China Telecom Corp Ltd (Beijing, P.R.C.), the smallest of the country's three carriers, is considering entering the U.S. wireless market by offering services to handset consumers who frequent both countries, a company executive said on Wednesday.
China Telecom plans to work out a scheme using MVNO (mobile virtual network operator), aiming to use the network infrastructure of a U.S. operator to provide such services, the executive said.
He said he did not expect significant regulatory hurdles for the MVNO plan, although some analysts are skeptical.
"We're trying to see if we can work with U.S. telecom operators so that we can come up with SIM cards that carry two numbers -- one U.S. and one China," the executive, who declined to be identified because he was not authorized to speak to the media, told Reuters.
Since each SIM card would carry two numbers, consumers, such as Chinese residents and students in the United States, would be charged two monthly fees, which will be more cost-effective than roaming charges, he said, declining to say which U.S. operators the company was talking to.
"China Telecom's entry would be positive for the carrier(s) that they partner with or acquire. We think the most likely beneficiary is either Sprint or Verizon , though it is too early to know for sure," Credit Suisse said in a report. "Any new entrant is worrying for the industry as a whole, particularly a well-funded new entrant with a low cost of capital. However, the list of failed MVNOs is extremely long and few MVNOs have had any lasting impact on the industry."

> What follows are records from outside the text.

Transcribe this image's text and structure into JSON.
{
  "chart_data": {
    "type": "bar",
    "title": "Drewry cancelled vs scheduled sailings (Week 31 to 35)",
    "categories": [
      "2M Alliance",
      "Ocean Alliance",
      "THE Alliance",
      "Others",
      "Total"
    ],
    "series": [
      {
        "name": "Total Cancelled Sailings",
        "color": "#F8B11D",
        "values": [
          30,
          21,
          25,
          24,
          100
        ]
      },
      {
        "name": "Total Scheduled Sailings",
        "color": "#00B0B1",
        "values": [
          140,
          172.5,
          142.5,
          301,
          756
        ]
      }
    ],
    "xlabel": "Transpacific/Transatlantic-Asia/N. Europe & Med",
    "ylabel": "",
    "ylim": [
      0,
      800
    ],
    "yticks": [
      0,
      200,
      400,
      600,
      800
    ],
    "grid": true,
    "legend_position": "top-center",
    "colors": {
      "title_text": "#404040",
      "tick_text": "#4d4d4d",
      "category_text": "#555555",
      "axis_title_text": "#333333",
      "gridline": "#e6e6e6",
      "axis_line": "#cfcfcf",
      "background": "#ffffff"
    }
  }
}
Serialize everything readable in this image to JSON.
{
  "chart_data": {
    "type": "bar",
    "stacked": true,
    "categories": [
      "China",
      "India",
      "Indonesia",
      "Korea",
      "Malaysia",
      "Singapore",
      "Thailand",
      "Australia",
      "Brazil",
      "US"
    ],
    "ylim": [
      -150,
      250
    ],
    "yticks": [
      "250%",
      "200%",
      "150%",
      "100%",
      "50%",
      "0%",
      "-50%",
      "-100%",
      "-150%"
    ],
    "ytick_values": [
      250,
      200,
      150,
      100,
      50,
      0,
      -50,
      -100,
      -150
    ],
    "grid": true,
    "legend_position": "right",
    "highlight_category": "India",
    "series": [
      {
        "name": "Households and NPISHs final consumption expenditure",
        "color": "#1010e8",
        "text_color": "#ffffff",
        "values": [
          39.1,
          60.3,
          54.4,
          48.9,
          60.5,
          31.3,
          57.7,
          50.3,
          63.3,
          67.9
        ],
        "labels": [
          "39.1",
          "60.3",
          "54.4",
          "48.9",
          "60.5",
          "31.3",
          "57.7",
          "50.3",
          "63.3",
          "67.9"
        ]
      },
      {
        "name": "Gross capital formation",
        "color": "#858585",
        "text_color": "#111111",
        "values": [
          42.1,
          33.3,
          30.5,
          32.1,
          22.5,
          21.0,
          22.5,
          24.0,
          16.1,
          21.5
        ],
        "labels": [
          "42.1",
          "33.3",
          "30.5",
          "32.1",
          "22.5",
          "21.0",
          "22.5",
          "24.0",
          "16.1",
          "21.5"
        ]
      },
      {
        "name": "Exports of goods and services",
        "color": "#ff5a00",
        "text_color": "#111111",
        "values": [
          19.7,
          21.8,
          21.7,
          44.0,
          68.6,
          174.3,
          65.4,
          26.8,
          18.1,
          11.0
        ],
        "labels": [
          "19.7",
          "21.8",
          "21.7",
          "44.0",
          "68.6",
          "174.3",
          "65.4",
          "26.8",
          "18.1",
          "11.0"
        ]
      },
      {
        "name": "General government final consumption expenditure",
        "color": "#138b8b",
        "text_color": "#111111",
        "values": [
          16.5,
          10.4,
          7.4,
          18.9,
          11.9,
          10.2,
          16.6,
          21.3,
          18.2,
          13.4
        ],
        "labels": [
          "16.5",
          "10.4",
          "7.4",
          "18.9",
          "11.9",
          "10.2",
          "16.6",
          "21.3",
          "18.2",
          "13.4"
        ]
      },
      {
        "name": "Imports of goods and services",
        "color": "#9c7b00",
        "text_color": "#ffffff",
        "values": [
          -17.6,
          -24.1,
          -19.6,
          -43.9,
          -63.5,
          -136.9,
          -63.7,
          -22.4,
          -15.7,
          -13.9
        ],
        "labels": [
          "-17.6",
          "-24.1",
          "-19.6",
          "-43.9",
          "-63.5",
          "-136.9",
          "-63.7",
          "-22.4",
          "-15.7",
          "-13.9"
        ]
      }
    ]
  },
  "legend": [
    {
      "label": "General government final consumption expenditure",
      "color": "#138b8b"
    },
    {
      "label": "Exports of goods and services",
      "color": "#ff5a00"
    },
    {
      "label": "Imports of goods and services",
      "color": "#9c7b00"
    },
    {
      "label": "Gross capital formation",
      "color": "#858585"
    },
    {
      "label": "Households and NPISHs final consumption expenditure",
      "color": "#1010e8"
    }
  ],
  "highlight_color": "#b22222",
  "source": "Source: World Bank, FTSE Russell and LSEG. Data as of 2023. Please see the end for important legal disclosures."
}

China Telecom now provides fixed line services to corporate customers in the United States, but sees the wireless mobile sector as one that is potentially lucrative for it since many Chinese travel between the two countries.
A Bloomberg report quoted Donald Tan, president of China Telecom Americas, as saying in an interview that the carrier will consider buying or setting up its own wireless infrastructure if demand for the mobile service was strong.
However, some analysts and the executive in Asia said it was unlikely that the U.S. government would give the green light to such infrastructure plans due to national security concerns.
China's top network equipment makers, Huawei Technologies (Shenzhen, P.R.C.) and ZTE Corp (Shenzhen, P.R.C.), have had problems trying to crack into the U.S. market despite success elsewhere in the world, including Asia and Europe.
Earlier this year, Huawei said it would back away from its acquisition of U.S. server technology company 3Leaf's assets, bowing to pressure from a U.S. government panel that had suggested it should divest the assets amid concerns from critics that it might retain links with China's security services.